Given the severity of Australia’s water scarcity issues, the topic was the focus of the University of Queensland’s inaugural Ventures Industry Challenge, which asked students to use their entrepreneurial skills to help address water scarcity.
During the six-week challenge, small teams had to tackle a water-related issue from a technological, social or environmental perspective, and pitch their concept to judges for a chance to share in a $15,000 prize pool.
Three of the CRCWSC’s IRP4 research students, Beata Sochacka, Shenbagameenal Surendran and Mojtaba Moravej, were part of the team that won third place at the event.
Beata, Shenbagameenal, Mojtaba and their teammates devised a novel way to save water in backyard swimming pools by combining state of the art pool covers with a unique art piece.
In their pitch, the team said without a pool cover, a backyard pool can lose 55 L of water a day. On Queensland’s Sunshine Coast alone, there are 60,000 backyard pools, which altogether lose over
1 billion L of water each year. Many of the people with these backyard pools are affluent, which has two implications for water use:
- They are unlikely to compromise their lifestyle for an unattractive pool cover.
- Research shows this group doesn’t respond to educational campaigns or financial incentives because they can afford to pay for the lost water.
The team’s innovation combines the need to save water with the need to maintain aesthetics for pool owners, by creating a pool cover that is a unique art piece. The covers can save:
- around 90% of evaporative loss
- 40–60% on energy for heating
- 30–40% of chemical costs.
The cover improves the appearance of the garden, which is important to owners, and also creates a way for utilities to engage with what is currently a disengaged community segment.
The team tested the idea by speaking with pool owners, who supported the concept. The state of the art technology costs around $20,000 per pool cover, and the team demonstrated the product’s commercial potential over 10 years as part of their pitch.
Other winning entries in the 2020 Ventures Industry Challenge were Team Sol, for a raindrop in-house smart water meter and application that enables customised water plans with community engagement and support, and Watech for a concept to help the community know their water better through water quality detection sensors.
Beata, Shenbagameenal, and Motjaba’s five-person team was called ‘Droplets Cloud Monet’ and comprised two other research students from the Advanced Water Management Centre: Alice Strazzabosco and KM Nazmull Islam.

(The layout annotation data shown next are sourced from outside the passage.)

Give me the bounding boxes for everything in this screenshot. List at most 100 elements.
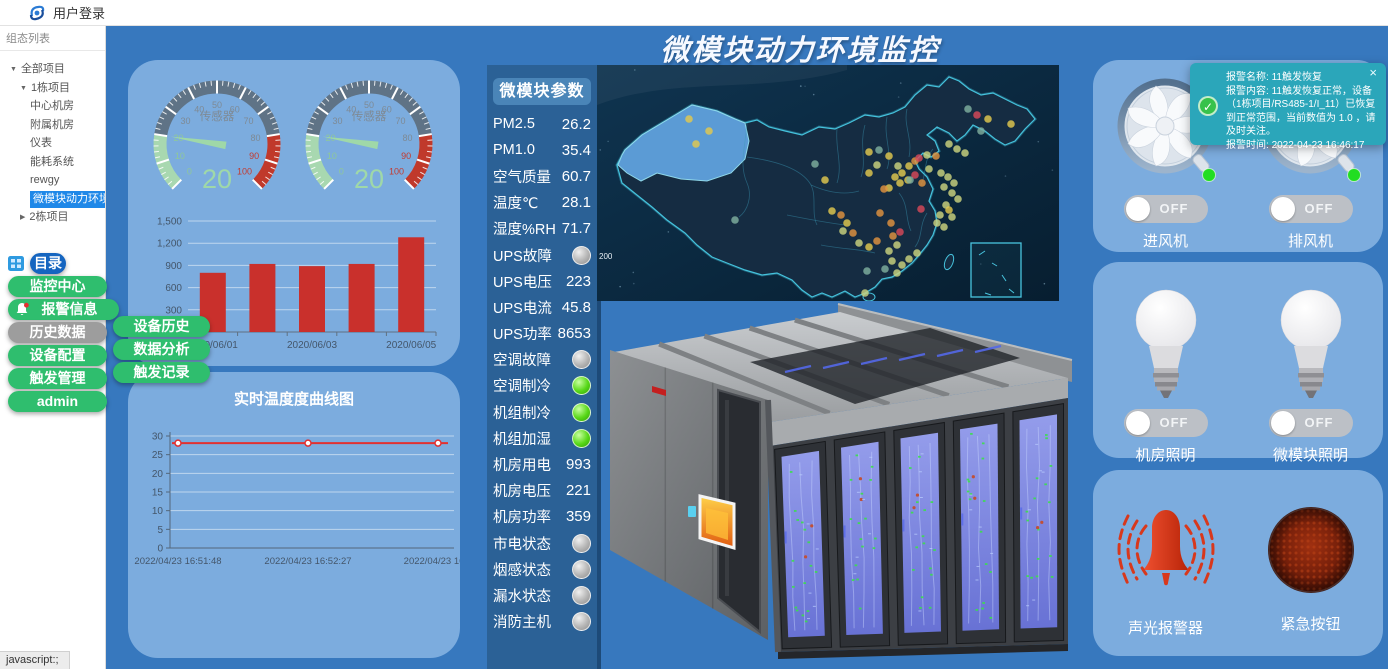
- sidebar-item-5[interactable]: 能耗系统: [0, 153, 105, 172]
- svg-text:5: 5: [157, 525, 163, 536]
- sensor-panel: 0102030405060708090100传感器20 010203040506…: [128, 60, 460, 366]
- svg-text:60: 60: [382, 104, 392, 114]
- tree-item-label: 全部项目: [20, 63, 65, 75]
- param-label: 消防主机: [493, 615, 551, 632]
- micromodule-3d-view: [600, 300, 1082, 669]
- page-title: 微模块动力环境监控: [660, 35, 940, 67]
- menu-item-监控中心[interactable]: 监控中心: [8, 276, 107, 297]
- status-led-green: [572, 428, 591, 448]
- alarm-card: 声光报警器 紧急按钮: [1093, 470, 1383, 656]
- svg-text:2022/04/23 16:51:48: 2022/04/23 16:51:48: [134, 556, 221, 567]
- menu-item-触发管理[interactable]: 触发管理: [8, 368, 107, 389]
- sidebar-item-2[interactable]: 中心机房: [0, 97, 105, 116]
- sidebar-item-6[interactable]: rewgy: [0, 171, 105, 190]
- svg-text:50: 50: [364, 100, 374, 110]
- submenu-item-0[interactable]: 设备历史: [113, 316, 210, 337]
- menu-item-设备配置[interactable]: 设备配置: [8, 345, 107, 366]
- exhaust-fan-label: 排风机: [1287, 233, 1333, 250]
- chevron-right-icon[interactable]: ▶: [20, 214, 26, 221]
- exhaust-fan-toggle[interactable]: OFF: [1268, 195, 1353, 223]
- line-chart: 0 5 10 15 20 25 30 2022/04/23 16:51:48 2022/04/2…: [134, 432, 460, 568]
- status-led-green: [572, 402, 591, 422]
- sidebar-item-1[interactable]: ▼ 1栋项目: [0, 79, 105, 98]
- param-row-市电状态: 市电状态: [493, 530, 591, 556]
- param-value: 71.7: [561, 220, 591, 238]
- menu-item-admin[interactable]: admin: [8, 391, 107, 412]
- toggle-state-label: OFF: [1304, 415, 1334, 430]
- param-label: 空调制冷: [493, 379, 551, 396]
- svg-text:200: 200: [599, 252, 613, 261]
- svg-text:10: 10: [152, 506, 164, 517]
- svg-text:90: 90: [249, 151, 259, 161]
- alert-content-line: 报警内容: 11触发恢复正常，设备（1栋项目/RS485-1/I_11）已恢复到…: [1226, 85, 1376, 138]
- toggle-knob: [1125, 197, 1150, 221]
- tree-item-label: 附属机房: [30, 118, 74, 131]
- menu-item-目录[interactable]: 目录: [30, 253, 66, 274]
- param-value: 26.2: [561, 115, 591, 133]
- svg-text:30: 30: [152, 432, 164, 443]
- sidebar-item-7[interactable]: 微模块动力环境: [0, 190, 105, 209]
- svg-text:2020/06/01: 2020/06/01: [188, 340, 238, 351]
- menu-item-label: admin: [36, 393, 79, 409]
- login-link[interactable]: 用户登录: [53, 6, 106, 21]
- submenu-item-2[interactable]: 触发记录: [113, 362, 210, 383]
- chevron-down-icon[interactable]: ▼: [20, 84, 27, 92]
- param-row-空调故障: 空调故障: [493, 347, 591, 373]
- room-light-toggle[interactable]: OFF: [1123, 409, 1208, 437]
- room-light-unit: OFF 机房照明: [1093, 262, 1238, 464]
- bell-icon: [15, 302, 29, 323]
- param-label: PM1.0: [493, 142, 535, 159]
- chevron-down-icon[interactable]: ▼: [10, 66, 17, 73]
- param-row-湿度%RH: 湿度%RH 71.7: [493, 216, 591, 242]
- param-label: PM2.5: [493, 116, 535, 133]
- param-value: 8653: [557, 325, 591, 343]
- param-row-温度℃: 温度℃ 28.1: [493, 190, 591, 216]
- toggle-knob: [1270, 197, 1295, 221]
- sidebar-item-8[interactable]: ▶ 2栋项目: [0, 208, 105, 227]
- svg-text:传感器: 传感器: [352, 109, 387, 123]
- tree-item-label: 微模块动力环境: [30, 190, 105, 208]
- intake-fan-label: 进风机: [1142, 233, 1188, 250]
- emergency-button-icon[interactable]: [1263, 502, 1359, 603]
- grid-icon[interactable]: [8, 256, 24, 276]
- svg-text:2022/04/23 16:5: 2022/04/23 16:5: [404, 556, 460, 567]
- submenu-item-1[interactable]: 数据分析: [113, 339, 210, 360]
- param-label: 机组制冷: [493, 405, 551, 422]
- sidebar-item-3[interactable]: 附属机房: [0, 116, 105, 135]
- svg-text:100: 100: [389, 167, 404, 177]
- alert-name-line: 报警名称: 11触发恢复: [1226, 72, 1322, 83]
- svg-text:传感器: 传感器: [200, 109, 235, 123]
- submenu-item-label: 设备历史: [133, 318, 190, 334]
- param-row-消防主机: 消防主机: [493, 609, 591, 635]
- params-header: 微模块参数: [493, 78, 591, 105]
- china-map: 200: [597, 65, 1059, 302]
- toggle-state-label: OFF: [1304, 201, 1334, 216]
- param-row-机组制冷: 机组制冷: [493, 399, 591, 425]
- close-icon[interactable]: ×: [1369, 65, 1377, 80]
- params-list: PM2.5 26.2 PM1.0 35.4 空气质量 60.7 温度℃ 28.1 湿度%RH 71…: [493, 111, 591, 635]
- svg-text:2020/06/03: 2020/06/03: [287, 340, 337, 351]
- sidebar-item-4[interactable]: 仪表: [0, 134, 105, 153]
- menu-item-label: 报警信息: [41, 301, 98, 317]
- sound-light-alarm-unit: 声光报警器: [1093, 470, 1238, 656]
- param-value: 35.4: [561, 141, 591, 159]
- toggle-knob: [1125, 411, 1150, 435]
- param-label: 机组加湿: [493, 431, 551, 448]
- sidebar-header: 组态列表: [0, 25, 105, 51]
- svg-text:2020/06/05: 2020/06/05: [386, 340, 436, 351]
- sidebar-item-0[interactable]: ▼ 全部项目: [0, 60, 105, 79]
- param-row-UPS故障: UPS故障: [493, 242, 591, 268]
- param-row-烟感状态: 烟感状态: [493, 556, 591, 582]
- svg-text:50: 50: [212, 100, 222, 110]
- intake-fan-unit: OFF 进风机: [1093, 60, 1238, 252]
- check-icon: ✓: [1198, 96, 1218, 116]
- module-light-toggle[interactable]: OFF: [1268, 409, 1353, 437]
- tree-item-label: 能耗系统: [30, 155, 74, 168]
- status-led-gray: [572, 612, 591, 632]
- fan-icon: [1110, 74, 1222, 191]
- param-label: 市电状态: [493, 536, 551, 553]
- menu-item-历史数据[interactable]: 历史数据: [8, 322, 107, 343]
- menu-item-报警信息[interactable]: 报警信息: [8, 299, 119, 320]
- intake-fan-toggle[interactable]: OFF: [1123, 195, 1208, 223]
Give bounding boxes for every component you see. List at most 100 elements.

Run in partnership with WaterStart, a not-for-profit water innovation agency, the 2020 Ventures Industry Challenge provided students with the opportunity to connect and network with industry-experienced experts and resources to bring their ideas to fruition. The entries were judged by Dr Jessica Gallagher, University of Queensland Pro-Vice-Chancellor (Global Engagement and Entrepreneurship); Daniel Harris, Director, Innovation, Science and Water Policy Programs, Department of Natural Resources, Mines and Energy; Lisa Jenkinson, Director, Digital Delta – KPMG; and Professor Steven Kenway, Senior Research Fellow, Advanced Water Management Centre.